O texto sugere que apenas contas comprovadamente falsas ou envolvidas em crimes possam ser excluídos das plataformas, restringindo a exclusão a casos excepcionais

A proposta inicial do Tribunal Superior Eleitoral(TSE) sobre as regras para a propaganda eleitoral, apresentada nesta segunda-feira, 19, se concentra em limitar a remoção de perfis em redes sociais, sem ampliar as atuais normas sobre inteligência artificial, apesar dos avanços tecnológicos registrados desde a eleição de 2024.
O texto sugere que apenas perfis comprovadamente falsos ou envolvidos em crimes possam ser excluídos das plataformas, restringindo a remoção a casos excepcionais. O debate público sobre as regras segue aberto, permitindo que sugestões de interessados possam resultar em alterações, inclusive sobre o tema da IA.
Debate sobre lacunas e manutenção das regras no TSE
Mesmo com especialistas apontando lacunas na regulação, não existe consenso sobre a extensão das mudanças que cabem ao TSE. As regras aprovadas em 2024, como a proibição de “deepfakes“, uso de conteúdo manipulado para divulgar fatos inverídicos, contatos automáticos com eleitores e a obrigatoriedade de identificação de conteúdo gerado por IA, tendem a ser mantidas.
Entre os ministros do TSE, parte avalia que as normas atuais já dificultam a circulação de informações falsas criadas por IA. Outros defendem que a rápida evolução tecnológica exige revisões constantes das normas, o que pode motivar ajustes futuros.
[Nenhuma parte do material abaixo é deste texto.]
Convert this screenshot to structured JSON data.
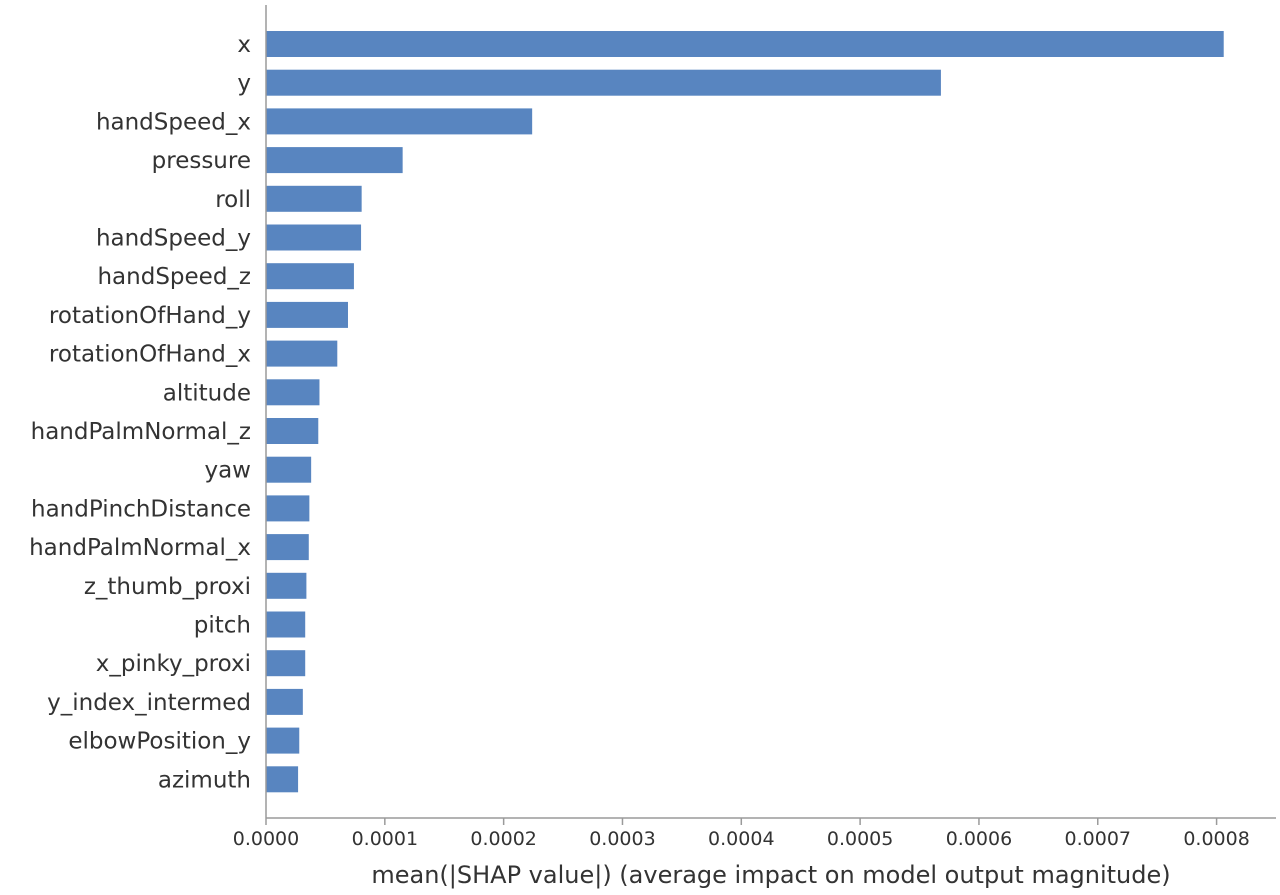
{
  "chart_data": {
    "type": "bar",
    "orientation": "horizontal",
    "title": "",
    "xlabel": "mean(|SHAP value|) (average impact on model output magnitude)",
    "ylabel": "",
    "bar_color": "#5885c0",
    "axis_color": "#9a9a9a",
    "text_color": "#333333",
    "xlim": [
      0,
      0.00085
    ],
    "xticks": [
      0,
      0.0001,
      0.0002,
      0.0003,
      0.0004,
      0.0005,
      0.0006,
      0.0007,
      0.0008
    ],
    "xtick_labels": [
      "0.0000",
      "0.0001",
      "0.0002",
      "0.0003",
      "0.0004",
      "0.0005",
      "0.0006",
      "0.0007",
      "0.0008"
    ],
    "grid": false,
    "categories": [
      "x",
      "y",
      "handSpeed_x",
      "pressure",
      "roll",
      "handSpeed_y",
      "handSpeed_z",
      "rotationOfHand_y",
      "rotationOfHand_x",
      "altitude",
      "handPalmNormal_z",
      "yaw",
      "handPinchDistance",
      "handPalmNormal_x",
      "z_thumb_proxi",
      "pitch",
      "x_pinky_proxi",
      "y_index_intermed",
      "elbowPosition_y",
      "azimuth"
    ],
    "values": [
      0.000806,
      0.000568,
      0.000224,
      0.000115,
      8.05e-05,
      8e-05,
      7.4e-05,
      6.9e-05,
      6e-05,
      4.5e-05,
      4.4e-05,
      3.8e-05,
      3.65e-05,
      3.6e-05,
      3.4e-05,
      3.3e-05,
      3.3e-05,
      3.1e-05,
      2.8e-05,
      2.7e-05
    ]
  }
}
Uma possível melhoria citada por pessoas próximas à ministra Cármen Lúcia, conforme revelou o jornal Folha de S.Paulo,envolve o aprimoramento dos canais de denúncia e a comunicação com plataformas digitais.
Sugestões sobre a proposta podem ser enviadas até o dia 30. As audiências públicas estão marcadas para os dias 3, 4 e 5 de fevereiro, antecedendo a votação do texto final no plenário, sob condução do ministro Kassio Nunes Marques, vice-presidente do tribunal.
Expectativas do STF e visões de especialistas
No Supremo Tribunal Federal (STF), pelo menos quatro ministros consideram que a decisão sobre o Marco Civil da Internet deve influenciar as eleições, esperando maior colaboração das grandes empresas de tecnologia na remoção ágil de conteúdos, sob risco de multas elevadas.
A proposta do TSE estabelece que perfis só devem ser removidos se identificados como falsos, automatizados ou vinculados à prática de crimes.
As minutas das resoluções divulgadas pelo TSE servirão de base para receber contribuições da sociedade até 30 de janeiro. Interessados em participar das audiências públicas devem solicitar a palavra até 27 de janeiro. Os encontros abordarão temas como auditoria eleitoral, registros de candidatura e financiamento de campanha.